Approach 2: MCP server (Claude Desktop, Cursor, etc.)
Token Limits MCP server provides 8 compressed tools (local_read, expand, search, ls, exec, json, diff, map) that replace defaults. Set up once in your IDE, compress all future tool calls.
Approach 3: Paste compressor (manual, browser)
Paste logs, error messages, or files into tokenlimits.app/compress. Get compressed output back. No account needed, runs in-browser, always free.
How compression pipeline works
Compression order matters. Token Limits uses this sequence: (1) Remove timestamps before processing line numbers, (2) Collapse blank lines before detecting lists, (3) Deduplicate repeated lines before summarizing sections, (4) Strip emoji last. Wrong order means missed compression opportunities.

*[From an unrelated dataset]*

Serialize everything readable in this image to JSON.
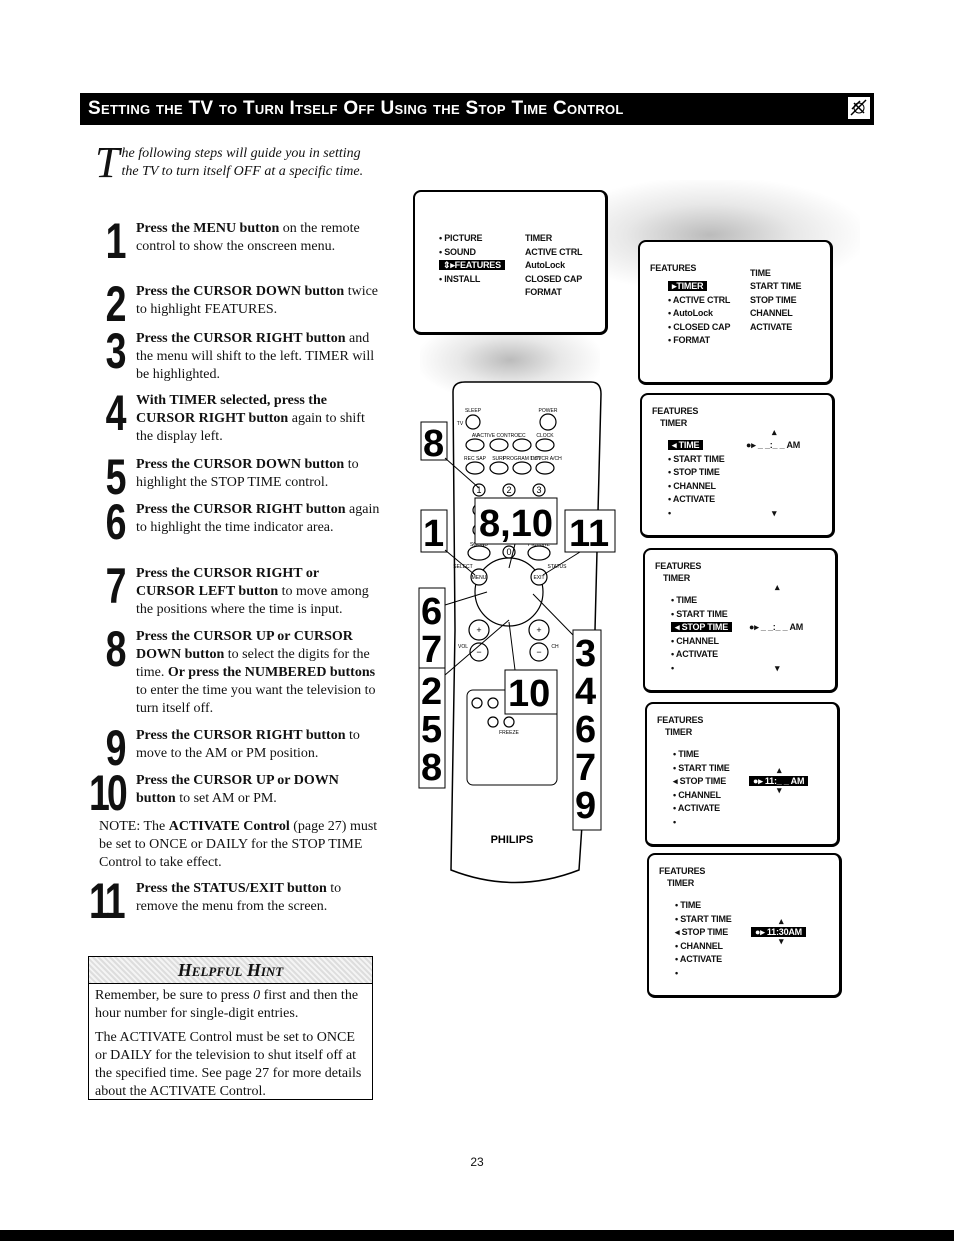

- ✓Step 1: Timestamps → Remove dates, times, ISO strings
- ✓Step 2: Blank lines → Collapse multiple spaces into one
- ✓Step 3: Duplicate detection → Find repeated lines/blocks
- ✓Step 4: List compression → Collapse repeated patterns
- ✓Step 5: Emoji removal → Strip decorative characters
- ✓Step 6: Smart summarization → Add section headers for long lists
Real compression ratios by content type
| Content Type | Before Compression | After Compression | Reduction |
|---|---|---|---|
| Build log output | 24,000 tokens | 3,600 tokens | 85% |
| npm list (deep tree) | 18,000 tokens | 2,200 tokens | 88% |
| grep results (100 matches) | 18,000 tokens | 3,200 tokens | 82% |
| ls output (500+ files) | 12,000 tokens | 1,800 tokens | 85% |
| Stack trace + context | 15,000 tokens | 2,100 tokens | 86% |
| JSON API response | 10,000 tokens | 1,400 tokens | 86% |
| git diff (large file) | 16,000 tokens | 2,400 tokens | 85% |
Haiku AI summaries for large old content
For very large content that stays in context but isn't actively being edited (old logs, archived discussions, build histories), Token Limits can optionally summarize with Haiku instead of stripping. This preserves important details while cutting tokens by 70-80%. Enabled with API key in proxy settings.

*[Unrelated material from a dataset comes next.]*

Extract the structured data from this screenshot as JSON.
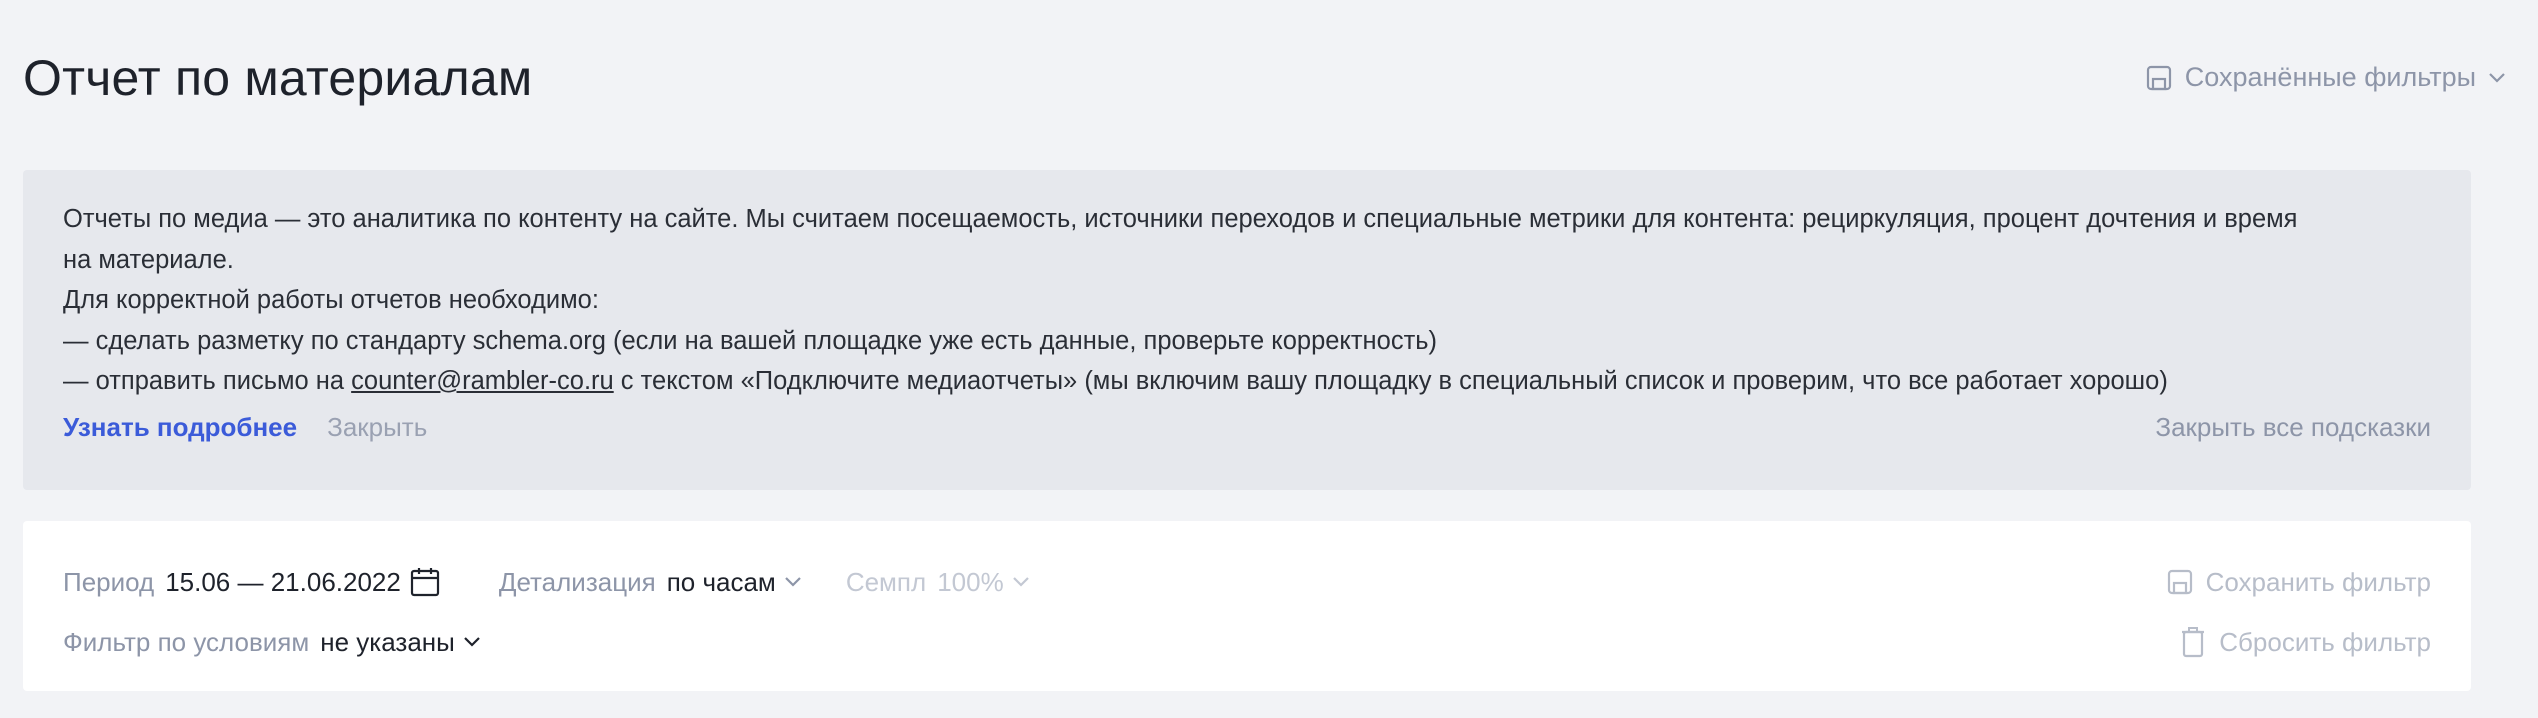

Compression best practices
- ✓Use proxy/MCP for automatic compression on every tool call (best option)
- ✓Use paste compressor for one-off logs or large pastes
- ✓Compress before pasting if tools aren't configured
- ✓Clear old compressed content periodically (new context resets better than stale summaries)

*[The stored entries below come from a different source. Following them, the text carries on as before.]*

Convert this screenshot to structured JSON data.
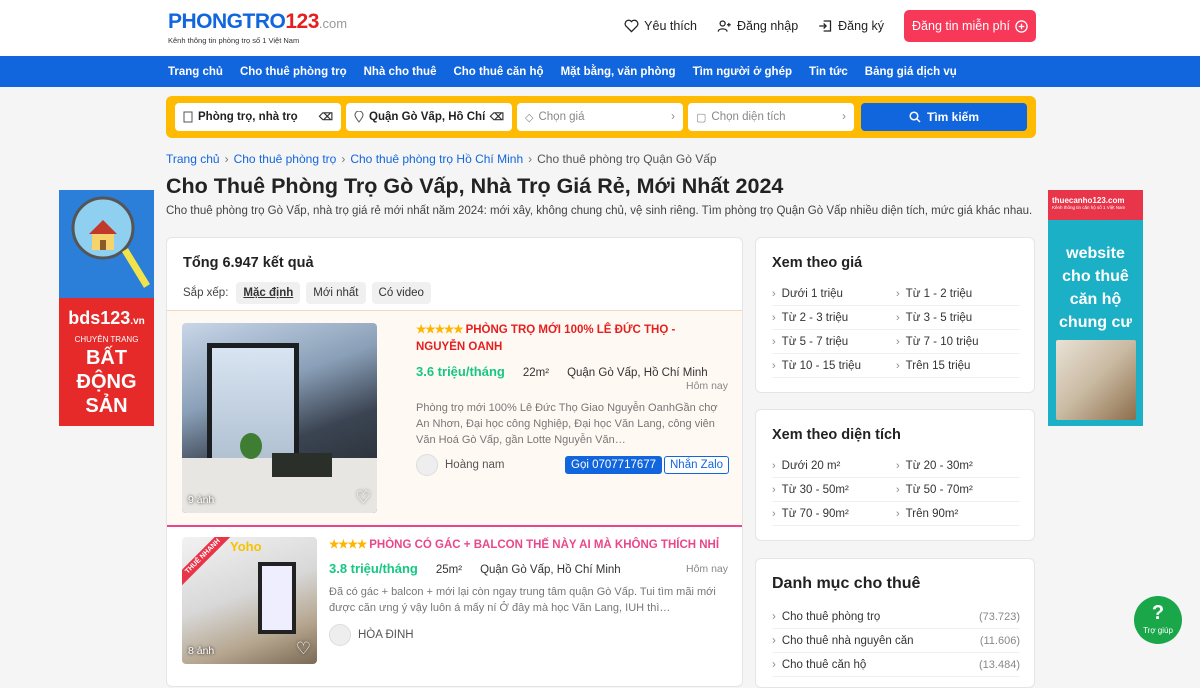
{
  "header": {
    "logo_main": "PHONGTRO",
    "logo_num": "123",
    "logo_tld": ".com",
    "logo_tagline": "Kênh thông tin phòng trọ số 1 Việt Nam",
    "favorites": "Yêu thích",
    "login": "Đăng nhập",
    "register": "Đăng ký",
    "post_button": "Đăng tin miễn phí"
  },
  "nav": [
    "Trang chủ",
    "Cho thuê phòng trọ",
    "Nhà cho thuê",
    "Cho thuê căn hộ",
    "Mặt bằng, văn phòng",
    "Tìm người ở ghép",
    "Tin tức",
    "Bảng giá dịch vụ"
  ],
  "search": {
    "type": "Phòng trọ, nhà trọ",
    "location": "Quận Gò Vấp, Hồ Chí …",
    "price_placeholder": "Chọn giá",
    "area_placeholder": "Chọn diện tích",
    "button": "Tìm kiếm"
  },
  "breadcrumb": [
    "Trang chủ",
    "Cho thuê phòng trọ",
    "Cho thuê phòng trọ Hồ Chí Minh",
    "Cho thuê phòng trọ Quận Gò Vấp"
  ],
  "page_title": "Cho Thuê Phòng Trọ Gò Vấp, Nhà Trọ Giá Rẻ, Mới Nhất 2024",
  "page_desc": "Cho thuê phòng trọ Gò Vấp, nhà trọ giá rẻ mới nhất năm 2024: mới xây, không chung chủ, vệ sinh riêng. Tìm phòng trọ Quận Gò Vấp nhiều diện tích, mức giá khác nhau.",
  "results": {
    "total": "Tổng 6.947 kết quả",
    "sort_label": "Sắp xếp:",
    "sort_options": [
      "Mặc định",
      "Mới nhất",
      "Có video"
    ]
  },
  "listings": [
    {
      "stars": "★★★★★",
      "title": "PHÒNG TRỌ MỚI 100% LÊ ĐỨC THỌ - NGUYỄN OANH",
      "price": "3.6 triệu/tháng",
      "area": "22m²",
      "location": "Quận Gò Vấp, Hồ Chí Minh",
      "time": "Hôm nay",
      "snippet": "Phòng trọ mới 100% Lê Đức Thọ Giao Nguyễn OanhGần chợ An Nhơn, Đại học công Nghiệp, Đại học Văn Lang, công viên Văn Hoá Gò Vấp, gần Lotte Nguyễn Văn…",
      "author": "Hoàng nam",
      "call": "Gọi 0707717677",
      "zalo": "Nhắn Zalo",
      "photos": "9 ảnh"
    },
    {
      "stars": "★★★★",
      "title": "PHÒNG CÓ GÁC + BALCON THẾ NÀY AI MÀ KHÔNG THÍCH NHỈ",
      "price": "3.8 triệu/tháng",
      "area": "25m²",
      "location": "Quận Gò Vấp, Hồ Chí Minh",
      "time": "Hôm nay",
      "snippet": "Đã có gác + balcon + mới lại còn ngay trung tâm quận Gò Vấp. Tui tìm mãi mới được căn ưng ý vậy luôn á mấy ní Ở đây mà học Văn Lang, IUH thì…",
      "author": "HÒA ĐINH",
      "photos": "8 ảnh",
      "ribbon": "THUÊ NHANH",
      "brand": "Yoho"
    }
  ],
  "price_filter": {
    "title": "Xem theo giá",
    "items": [
      "Dưới 1 triệu",
      "Từ 1 - 2 triệu",
      "Từ 2 - 3 triệu",
      "Từ 3 - 5 triệu",
      "Từ 5 - 7 triệu",
      "Từ 7 - 10 triệu",
      "Từ 10 - 15 triệu",
      "Trên 15 triệu"
    ]
  },
  "area_filter": {
    "title": "Xem theo diện tích",
    "items": [
      "Dưới 20 m²",
      "Từ 20 - 30m²",
      "Từ 30 - 50m²",
      "Từ 50 - 70m²",
      "Từ 70 - 90m²",
      "Trên 90m²"
    ]
  },
  "categories": {
    "title": "Danh mục cho thuê",
    "items": [
      {
        "label": "Cho thuê phòng trọ",
        "count": "(73.723)"
      },
      {
        "label": "Cho thuê nhà nguyên căn",
        "count": "(11.606)"
      },
      {
        "label": "Cho thuê căn hộ",
        "count": "(13.484)"
      }
    ]
  },
  "left_banner": {
    "brand": "bds123",
    "brand_tld": ".vn",
    "line1": "CHUYÊN TRANG",
    "line2": "BẤT",
    "line3": "ĐỘNG",
    "line4": "SẢN"
  },
  "right_banner": {
    "brand": "thuecanho123.com",
    "tagline": "Kênh thông tin căn hộ số 1 Việt Nam",
    "line1": "website",
    "line2": "cho thuê",
    "line3": "căn hộ",
    "line4": "chung cư"
  },
  "help": {
    "icon": "?",
    "label": "Trợ giúp"
  },
  "colors": {
    "brand_blue": "#1266dd",
    "brand_red": "#e51f1f",
    "search_yellow": "#febb02",
    "price_green": "#16c784",
    "help_green": "#1aa74a"
  }
}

- ✓Test compression on sensitive logs first if privacy is a concern
Compression built for AI coding tools
Token Limits is purpose-built compression for AI coding workflows — not a generic text minifier. The pipeline is tuned for logs, code, diffs, and JSON. Proxy for Claude Code, MCP for everything else, paste compressor for free.
FAQ
How does token compression work?
Compression removes non-informative elements (timestamps, blank lines, emoji) before the AI reads the output. The signal stays; the noise disappears.
Does compression lose important information?
No. Timestamps, blank lines, and emoji add noise without information value. Compression preserves file names, paths, error messages, and actual content.
What is the biggest source of token waste?
Timestamps and blank lines in logs. A typical build log has 200-400 blank lines; each wastes 1 token. Times add 5-7 tokens each. Total: 1500-2500 tokens wasted per log.
Can I use compression on sensitive content?
With paste compressor: yes, it runs in-browser. With proxy/MCP: yes, compression happens locally on your machine. Nothing is sent to servers.
How much does compression help?
Typical reduction is 60-85% depending on content type. Build logs and grep results compress best (85%+). Sparse content compresses less (40-50%).